Now if they had only had a bucket where you could drop off your melanoma biopsies, McCain would’ve won in a landslide.
Wait! Lisbon isn’t in Johnson county!
I’m sorry.
RAGBRAI is not WHARRGARBL
I need to keep my internet memes straight
You mean, Points Way to Obama Landfill.
AngryBlakGuy: I was thinking along the same lines. Except Perrier bottles instead of the Evian, but only because that’s what I drink.
As silly as it sounds, these polls are probably a better indication than the media sponsored ones.
In the last Canada City election, a local burger chain ran a poll based on customer preferences on who they would vote for. They ended up to be the most accurate poll of the election as the Tory connected pollsters predicted a Tory majority gov (we have a parliament system up here) and all they got was a pissant minority.

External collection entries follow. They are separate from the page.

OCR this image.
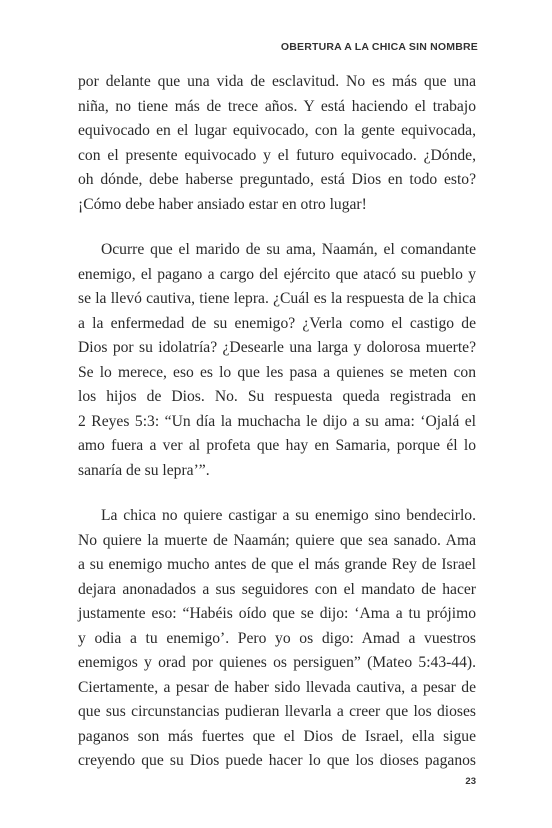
OBERTURA A LA CHICA SIN NOMBRE
por delante que una vida de esclavitud. No es más que una
niña, no tiene más de trece años. Y está haciendo el trabajo
equivocado en el lugar equivocado, con la gente equivocada,
con el presente equivocado y el futuro equivocado. ¿Dónde,
oh dónde, debe haberse preguntado, está Dios en todo esto?
¡Cómo debe haber ansiado estar en otro lugar!
Ocurre que el marido de su ama, Naamán, el comandante
enemigo, el pagano a cargo del ejército que atacó su pueblo y
se la llevó cautiva, tiene lepra. ¿Cuál es la respuesta de la chica
a la enfermedad de su enemigo? ¿Verla como el castigo de
Dios por su idolatría? ¿Desearle una larga y dolorosa muerte?
Se lo merece, eso es lo que les pasa a quienes se meten con
los hijos de Dios. No. Su respuesta queda registrada en
2 Reyes 5:3: “Un día la muchacha le dijo a su ama: ‘Ojalá el
amo fuera a ver al profeta que hay en Samaria, porque él lo
sanaría de su lepra’”.
La chica no quiere castigar a su enemigo sino bendecirlo.
No quiere la muerte de Naamán; quiere que sea sanado. Ama
a su enemigo mucho antes de que el más grande Rey de Israel
dejara anonadados a sus seguidores con el mandato de hacer
justamente eso: “Habéis oído que se dijo: ‘Ama a tu prójimo
y odia a tu enemigo’. Pero yo os digo: Amad a vuestros
enemigos y orad por quienes os persiguen” (Mateo 5:43-44).
Ciertamente, a pesar de haber sido llevada cautiva, a pesar de
que sus circunstancias pudieran llevarla a creer que los dioses
paganos son más fuertes que el Dios de Israel, ella sigue
creyendo que su Dios puede hacer lo que los dioses paganos
23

Everything that went into the Obama bin was a soft layup, while those that went into the McCain bin was viciously hurled at the backboard by people who mistook the poll for a clown dunking event.

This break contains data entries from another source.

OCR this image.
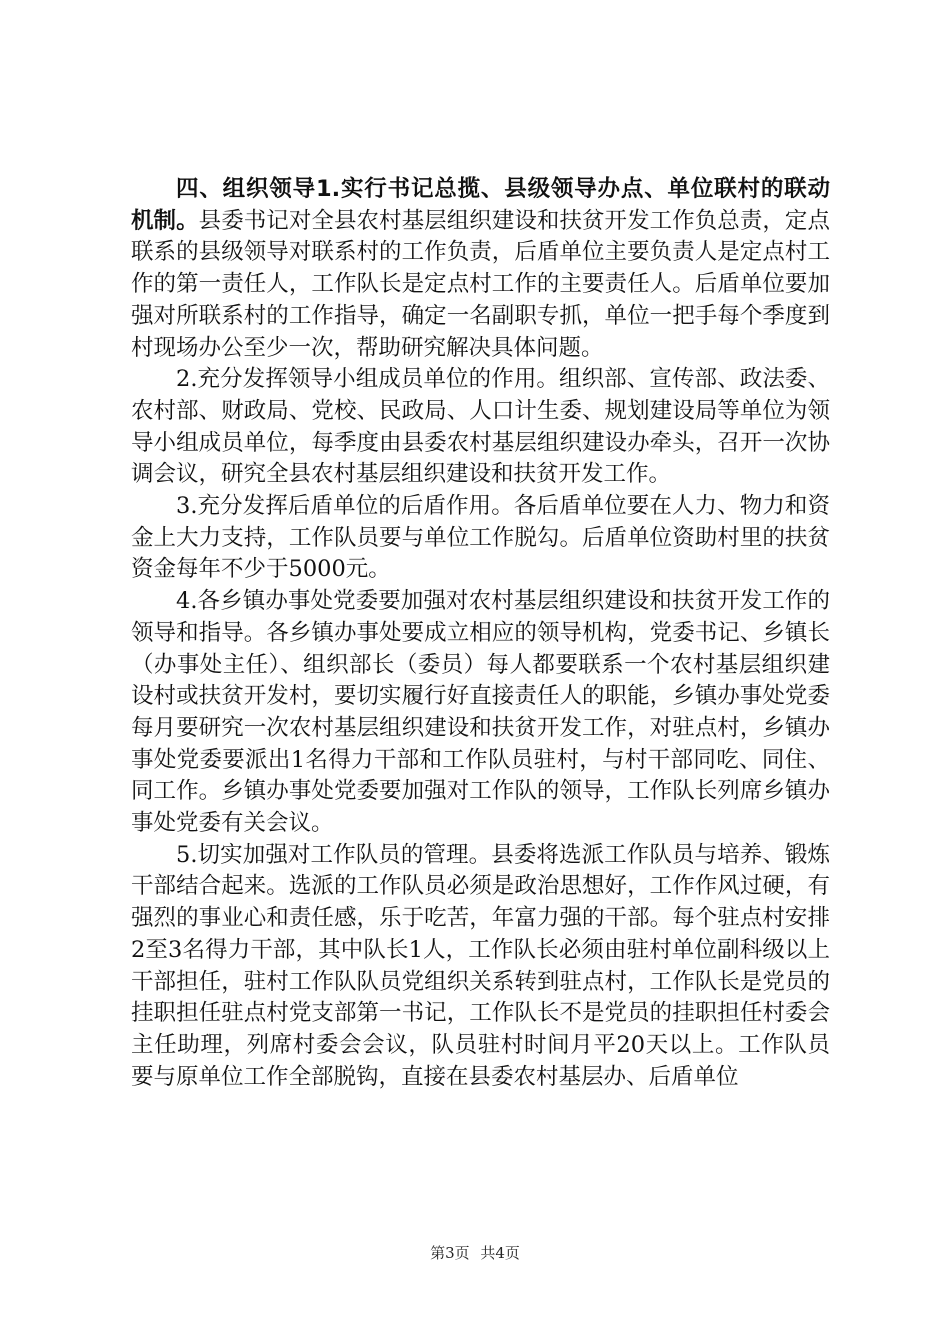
四、组织领导1.实行书记总揽、县级领导办点、单位联村的联动机制。县委书记对全县农村基层组织建设和扶贫开发工作负总责，定点联系的县级领导对联系村的工作负责，后盾单位主要负责人是定点村工作的第一责任人，工作队长是定点村工作的主要责任人。后盾单位要加强对所联系村的工作指导，确定一名副职专抓，单位一把手每个季度到村现场办公至少一次，帮助研究解决具体问题。

2.充分发挥领导小组成员单位的作用。组织部、宣传部、政法委、农村部、财政局、党校、民政局、人口计生委、规划建设局等单位为领导小组成员单位，每季度由县委农村基层组织建设办牵头，召开一次协调会议，研究全县农村基层组织建设和扶贫开发工作。

3.充分发挥后盾单位的后盾作用。各后盾单位要在人力、物力和资金上大力支持，工作队员要与单位工作脱勾。后盾单位资助村里的扶贫资金每年不少于5000元。

4.各乡镇办事处党委要加强对农村基层组织建设和扶贫开发工作的领导和指导。各乡镇办事处要成立相应的领导机构，党委书记、乡镇长（办事处主任）、组织部长（委员）每人都要联系一个农村基层组织建设村或扶贫开发村，要切实履行好直接责任人的职能，乡镇办事处党委每月要研究一次农村基层组织建设和扶贫开发工作，对驻点村，乡镇办事处党委要派出1名得力干部和工作队员驻村，与村干部同吃、同住、同工作。乡镇办事处党委要加强对工作队的领导，工作队长列席乡镇办事处党委有关会议。

5.切实加强对工作队员的管理。县委将选派工作队员与培养、锻炼干部结合起来。选派的工作队员必须是政治思想好，工作作风过硬，有强烈的事业心和责任感，乐于吃苦，年富力强的干部。每个驻点村安排2至3名得力干部，其中队长1人，工作队长必须由驻村单位副科级以上干部担任，驻村工作队队员党组织关系转到驻点村，工作队长是党员的挂职担任驻点村党支部第一书记，工作队长不是党员的挂职担任村委会主任助理，列席村委会会议，队员驻村时间月平20天以上。工作队员要与原单位工作全部脱钩，直接在县委农村基层办、后盾单位

第3页 共4页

Just to be a pedantic asshole, it stands for “Register’s Annual Great Bike Ride Across Iowa.” But feel free to use the other, more colorful definitions.
is it just impossible to make WALNUTS look any younger than 90 years-old?
ManchuCandidate: Better than a burger chain would be Marc Zwelling, the premier non-Tory pollster in all of Canada; he’s based in Toronto.
RAGBRAI was a tough ticket when I lived in Chicago; I did GRAABAWR twice. I can’t cut the big local ride here in California, though; they climb the San Bernardino Mountains up to 8,300 feet at Onyx Summit, the highest paved road in Southern California (let’s not even consider The Death Ride in Northern California). We flatlanders are not designed for such feats. I sucked enough vacuum on the short, steep climbs of central Wisconsin; out here they go on for miles.
Words fail me, except ‘It’s either a bottle in front of me or a frontal lobotomy.’
shortsshortsshorts: http://www3.sympatico.ca/kyodamma/pix/mccainswim.jpg
WadISay: To address the issue of the Iowa cyclists bottle poll being skewed in favor of the elitist candidate I heard West Virginia is setting up a pair roadside targets where locals in their trucks can shoot their choice of targets as they drive by.
In fine West Virginia tradition the targets will be labeled “American Patriot” and “That Hussein Not White Fellow”. Target with the least buckshot wins.
Hey do they stop people (meaning me) from just chucking bottles at McCain’s head? The answer is they can’t stop me, ever.
Those are pictures of Dick Van Dyke (colorized by Ted Turner) and Ted Knight (dead, you know), right? Right??? So, who knows how accurate the poll is. Besides, Lisbon is in Portugal, and the Bike race is imaginary….
Wow, Obama overcomes heavy white trash registration to win 3:1.
This headline seems like a missed opportunity for some alliteration to the tune of “…Landfill Landslide!”
sezme: I see you took one of those jobs advertised by America Appalling. Brilliant.